[ Le Ministre camerounais de la Santé Publique, Dr Malachie Manaouda, a signé une lettre circulaire mettant un terme à la gestion des parkings payants dans les formations sanitaires publiques. ]

 

Yaoundé, 23 février 2026 –  Dr Malachie Manaouda, Ministre de la Santé Publique du Cameroun, a signé une lettre circulaire mettant un terme à la gestion des parkings payants dans les formations sanitaires publiques.

Dans cette correspondance référencée Lettre circulaire N° 036-13/LC/MINSANTE du 19 février 2026, le membre du gouvernement déplore « la prolifération de la mise en place d’un système de parkings payants dans des formations sanitaires publiques », parfois concédés à des particuliers.

Une pratique jugée contraire à la mission des hôpitaux

Le ministre estime que cette situation est « d’autant moins curieuse en déphasage avec les missions assignées aux hôpitaux publics » et qu’elle est « de nature à écorner durablement l’image de marque du service public hospitalier ».

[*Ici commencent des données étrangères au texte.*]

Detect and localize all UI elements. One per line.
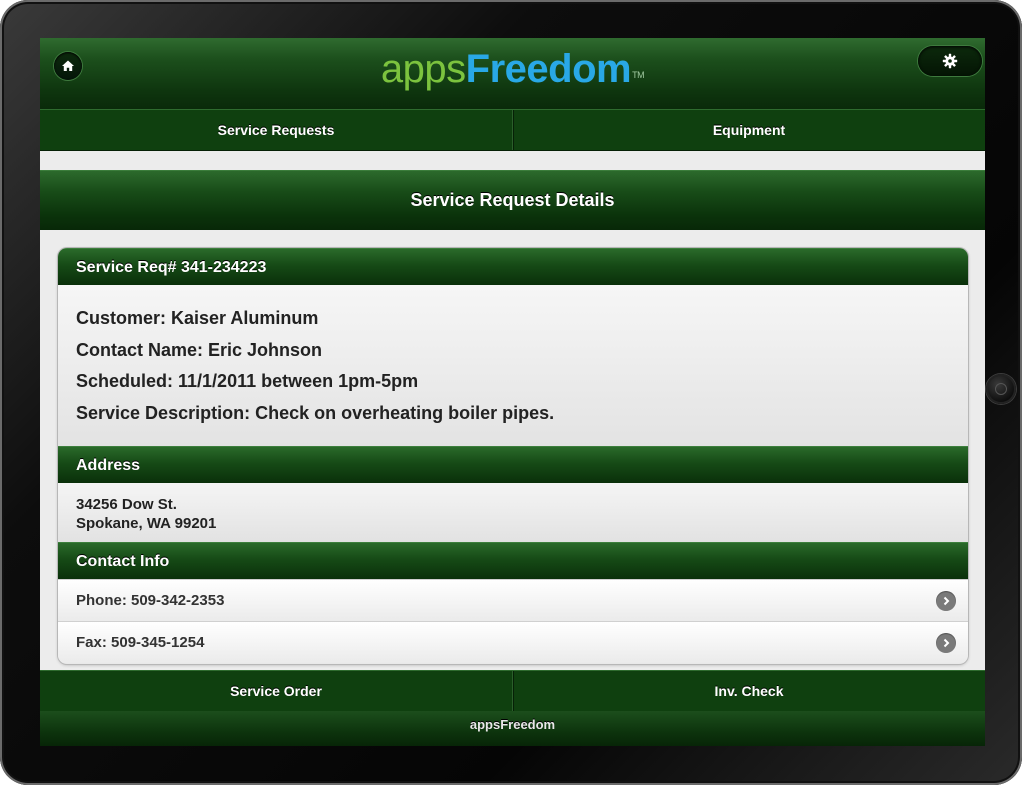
address-line-1: 34256 Dow St. bbox=[76, 496, 177, 513]
request-info: Customer: Kaiser Aluminum Contact Name: … bbox=[58, 285, 968, 446]
app-screen: appsFreedomTM Service Requests Equipment… bbox=[40, 38, 985, 746]
fax-label: Fax: 509-345-1254 bbox=[76, 634, 205, 651]
phone-label: Phone: 509-342-2353 bbox=[76, 592, 225, 609]
customer-line: Customer: Kaiser Aluminum bbox=[76, 308, 319, 328]
top-nav: Service Requests Equipment bbox=[40, 109, 985, 151]
request-number-header: Service Req# 341-234223 bbox=[58, 248, 968, 285]
bottom-nav: Service Order Inv. Check bbox=[40, 670, 985, 712]
settings-button[interactable] bbox=[918, 46, 982, 76]
chevron-right-icon bbox=[936, 633, 956, 653]
app-logo: appsFreedomTM bbox=[380, 47, 645, 91]
device-home-button[interactable] bbox=[986, 374, 1016, 404]
fax-row[interactable]: Fax: 509-345-1254 bbox=[58, 621, 968, 663]
address-block: 34256 Dow St. Spokane, WA 99201 bbox=[58, 483, 968, 542]
address-header: Address bbox=[58, 446, 968, 483]
address-line-2: Spokane, WA 99201 bbox=[76, 515, 217, 532]
phone-row[interactable]: Phone: 509-342-2353 bbox=[58, 579, 968, 621]
page-title: Service Request Details bbox=[40, 170, 985, 230]
service-description-line: Service Description: Check on overheatin… bbox=[76, 402, 555, 423]
tab-service-requests[interactable]: Service Requests bbox=[40, 110, 512, 150]
tab-equipment[interactable]: Equipment bbox=[512, 110, 985, 150]
gear-icon bbox=[942, 53, 958, 69]
footer-brand: appsFreedom bbox=[40, 711, 985, 746]
header-bar: appsFreedomTM bbox=[40, 38, 985, 110]
contact-info-header: Contact Info bbox=[58, 542, 968, 579]
request-details-card: Service Req# 341-234223 Customer: Kaiser… bbox=[58, 248, 968, 664]
tab-inv-check[interactable]: Inv. Check bbox=[512, 671, 985, 711]
chevron-right-icon bbox=[936, 591, 956, 611]
tab-service-order[interactable]: Service Order bbox=[40, 671, 512, 711]
scheduled-line: Scheduled: 11/1/2011 between 1pm-5pm bbox=[76, 371, 419, 391]
contact-name-line: Contact Name: Eric Johnson bbox=[76, 339, 323, 360]
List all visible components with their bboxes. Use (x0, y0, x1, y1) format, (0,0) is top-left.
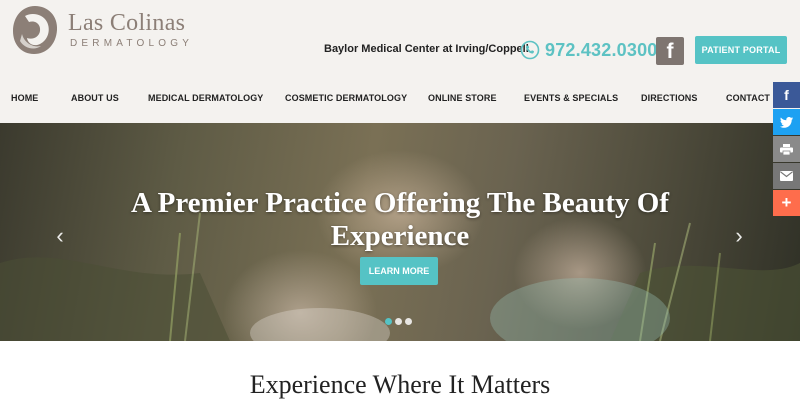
share-twitter-button[interactable] (773, 109, 800, 135)
nav-item-directions[interactable]: DIRECTIONS (641, 88, 698, 108)
slider-dots (385, 318, 412, 326)
main-nav: HOME ABOUT US MEDICAL DERMATOLOGY COSMET… (0, 88, 800, 108)
nav-item-home[interactable]: HOME (11, 88, 38, 108)
hero-title: A Premier Practice Offering The Beauty O… (131, 187, 669, 252)
hero-slider: A Premier Practice Offering The Beauty O… (0, 123, 800, 341)
plus-icon: + (781, 193, 792, 212)
phone-icon (520, 40, 540, 60)
chevron-left-icon[interactable]: ‹ (53, 225, 67, 247)
section-title: Experience Where It Matters (249, 370, 551, 399)
facebook-button[interactable]: f (656, 37, 684, 65)
logo[interactable]: Las Colinas DERMATOLOGY (10, 4, 210, 56)
print-icon (780, 143, 793, 155)
share-email-button[interactable] (773, 163, 800, 189)
phone-number: 972.432.0300 (545, 39, 658, 60)
logo-name: Las Colinas (68, 10, 186, 36)
nav-item-online-store[interactable]: ONLINE STORE (428, 88, 497, 108)
nav-item-medical-dermatology[interactable]: MEDICAL DERMATOLOGY (148, 88, 263, 108)
share-print-button[interactable] (773, 136, 800, 162)
share-more-button[interactable]: + (773, 190, 800, 216)
learn-more-button[interactable]: LEARN MORE (360, 257, 438, 285)
facebook-icon: f (784, 87, 789, 103)
slider-dot[interactable] (385, 318, 392, 325)
slider-dot[interactable] (395, 318, 402, 325)
chevron-right-icon[interactable]: › (732, 225, 746, 247)
logo-subtitle: DERMATOLOGY (70, 38, 194, 49)
share-facebook-button[interactable]: f (773, 82, 800, 108)
patient-portal-button[interactable]: PATIENT PORTAL (695, 36, 787, 64)
nav-item-cosmetic-dermatology[interactable]: COSMETIC DERMATOLOGY (285, 88, 407, 108)
share-bar: f + (773, 82, 800, 217)
twitter-icon (780, 116, 793, 128)
logo-mark-icon (13, 6, 58, 54)
nav-item-events-specials[interactable]: EVENTS & SPECIALS (524, 88, 618, 108)
phone-link[interactable]: 972.432.0300 (520, 38, 658, 62)
nav-item-about-us[interactable]: ABOUT US (71, 88, 119, 108)
site-header: Las Colinas DERMATOLOGY Baylor Medical C… (0, 0, 800, 123)
slider-dot[interactable] (405, 318, 412, 325)
location-text: Baylor Medical Center at Irving/Coppell (324, 43, 529, 55)
email-icon (780, 171, 793, 181)
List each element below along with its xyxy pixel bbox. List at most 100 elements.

Le patron de la santé publique rappelle que les établissements de santé sont fondés sur le principe d’égalité d’accès aux soins et sur l’humanisation de l’environnement sanitaire. La commercialisation des espaces de stationnement au détriment des patients et de leurs accompagnateurs est ainsi perçue comme une dérive mercantiliste.

Le Ministre demande aux responsables des formations sanitaires — directeurs généraux des hôpitaux de 1ère, 2ème et 3ème catégories, directeurs d’hôpitaux de district, chefs de centres médicaux d’arrondissement et de centres de santé intégrés — de « prendre toutes les dispositions urgentes et utiles afin de mettre un terme à cette pratique ». Il insiste également sur le respect scrupuleux des prix prescrits lorsqu’une tarification réglementée existe.

Un suivi renforcé

L’Inspecteur Général des Services Administratifs, le Directeur de l’Organisation des Soins et de la Technologie Sanitaire ainsi que les Délégués régionaux sont chargés d’assurer le suivi strict de l’application de cette instruction,  instruit Dr Malachie Manaouda.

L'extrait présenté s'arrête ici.